My lunch bag is huge. It’s basically a cooler that could carry, I think, 36 cans of beer and ice. I eat out of it twice during my 8 hour shift and I have a snack ready to eat while driving home afterwards.
Those two meals at work are usually around 1000 to 1200 calories and high volume type things. But I also eat a decent amount of carbs which is where a lot of the coworker confusion conversations commence (I love alliterations!)
A lot of people don’t really eat at work. They drink coffee and smoke cigarettes and grab snacks out of the vending machines (chips, chocolate bars, cookies, candy, pop) Maybe half actually bring a lunch and it fits in a lunch box maybe 1/4 the size of mine. So when I’m sitting across from someone who’s eating a muffin with a coffee and I start unpacking multiple Tupperware containers and silverware and have what looks like my own personal buffet it becomes almost comical, especially if you remember that I spent many years cooking in restaurants so I like making my food look good.
Here are some conversation starters my coworkers have hit me with.

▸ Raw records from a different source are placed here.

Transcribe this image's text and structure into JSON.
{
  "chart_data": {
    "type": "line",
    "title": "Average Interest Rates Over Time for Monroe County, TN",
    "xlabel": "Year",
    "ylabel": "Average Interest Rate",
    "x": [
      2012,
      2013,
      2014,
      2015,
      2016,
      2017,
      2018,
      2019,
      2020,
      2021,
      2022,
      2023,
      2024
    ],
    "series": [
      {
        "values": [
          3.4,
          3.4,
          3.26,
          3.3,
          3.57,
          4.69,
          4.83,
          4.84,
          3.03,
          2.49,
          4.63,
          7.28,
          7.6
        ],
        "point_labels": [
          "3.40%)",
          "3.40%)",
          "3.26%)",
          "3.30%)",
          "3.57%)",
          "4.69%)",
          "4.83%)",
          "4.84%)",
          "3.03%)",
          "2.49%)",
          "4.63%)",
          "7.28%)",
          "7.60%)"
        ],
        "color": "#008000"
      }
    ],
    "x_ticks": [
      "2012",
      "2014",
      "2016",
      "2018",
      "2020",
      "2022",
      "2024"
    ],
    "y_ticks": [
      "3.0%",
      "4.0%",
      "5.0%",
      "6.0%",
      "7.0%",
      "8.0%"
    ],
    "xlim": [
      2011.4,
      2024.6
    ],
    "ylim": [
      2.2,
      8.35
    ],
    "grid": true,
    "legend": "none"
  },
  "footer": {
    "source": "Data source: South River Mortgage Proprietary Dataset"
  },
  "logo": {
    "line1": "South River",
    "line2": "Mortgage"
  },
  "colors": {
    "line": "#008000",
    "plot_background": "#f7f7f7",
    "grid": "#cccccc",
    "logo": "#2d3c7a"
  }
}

“I don’t understand how you can eat this much and lose weight”
“You must exercise like crazy”
“You eat bread?”
“I’m thinking of starting..(insert fad diet name here)”
But I think my favorite and most entertaining conversations are with the people who offer up advice or some kind of tip. They mean well but 90% of the time I disagree with their information…..and why are you giving me advice now? Do I look like I need it?
I’m going to do a whole diary post just on just these diet conversations. They’re pretty funny to me especially when I present data that contradicts their “information”.
Got my second Covid vaccine yesterday. First one had no side effects other than a sore arm, this one has knocked me on my ass. Nausea, chills, headaches. I drove home from work with the heat on in my car and then soaked in the bathtub a few hours just to stay warm.
Just a sore arm is all I feel now from my second injection. I imagine that will be gone or greatly diminished in the next 24 hours. So glad I got my appetite back. Feeling nauseous and wanting to eat for nutritions sake was rough.